Opportunities and challenges for cancer immunotherapy based on antigen cross-presentation.

[BACKGROUND] Two immunological events usually occur in anti-tumor immunity. On the one hand, tumor cells present endogenous tumor antigen to activate CD8 cytotoxic T lymphocytes (CTLs) direct presentation. On the other hand, professional antigen presenting cells (APCs), such as dendritic cells (DCs), take up exogenous tumor antigen for the CTL activation through cross-presentation (XPT). However, in actual tumor settings , tumor cells not only reduce their own antigen direct presentation by down-regulating major histocompatibility complex (MHC) I molecules, but also impair the XPT from DCs by producing immunosuppressive factors such as prostaglandin E2 (PGE2), vascular endothelial growth factor (VEGF), interleukin (IL)-6, and IL-10, and so on, leading to the failure of immunosurveillance and subsequent tumor growth.

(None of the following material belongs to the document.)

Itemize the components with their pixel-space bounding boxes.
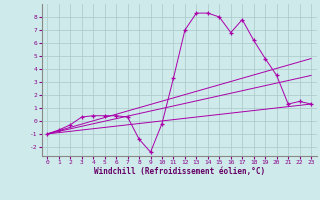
X-axis label: Windchill (Refroidissement éolien,°C): Windchill (Refroidissement éolien,°C) [94,167,265,176]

[METHODS] We first summarize the latest studies on different mechanisms of XPT, before different types of DC vaccines and recent advances in XPT-based cancer immunotherapeutic strategies are described.

[RESULTS] Emerging studies have elucidated multiple pathways and molecular regulators of XPT in DCs. Different types of DC vaccines have been developed to optimize XPT and improve CTL activation. Furthermore, innovative strategies targeting immunosuppressive factors in the tumor microenvironment (TME) have shown promise in enhancing the efficacy of XPT-based immunotherapies.

[CONCLUSION] Deep insight of XPT in DCs and its affecting factors in tumor immunology will hopefully lead to better therapeutic translation in clinical treatment of tumor, the fatal disease that has threatened human life for centuries.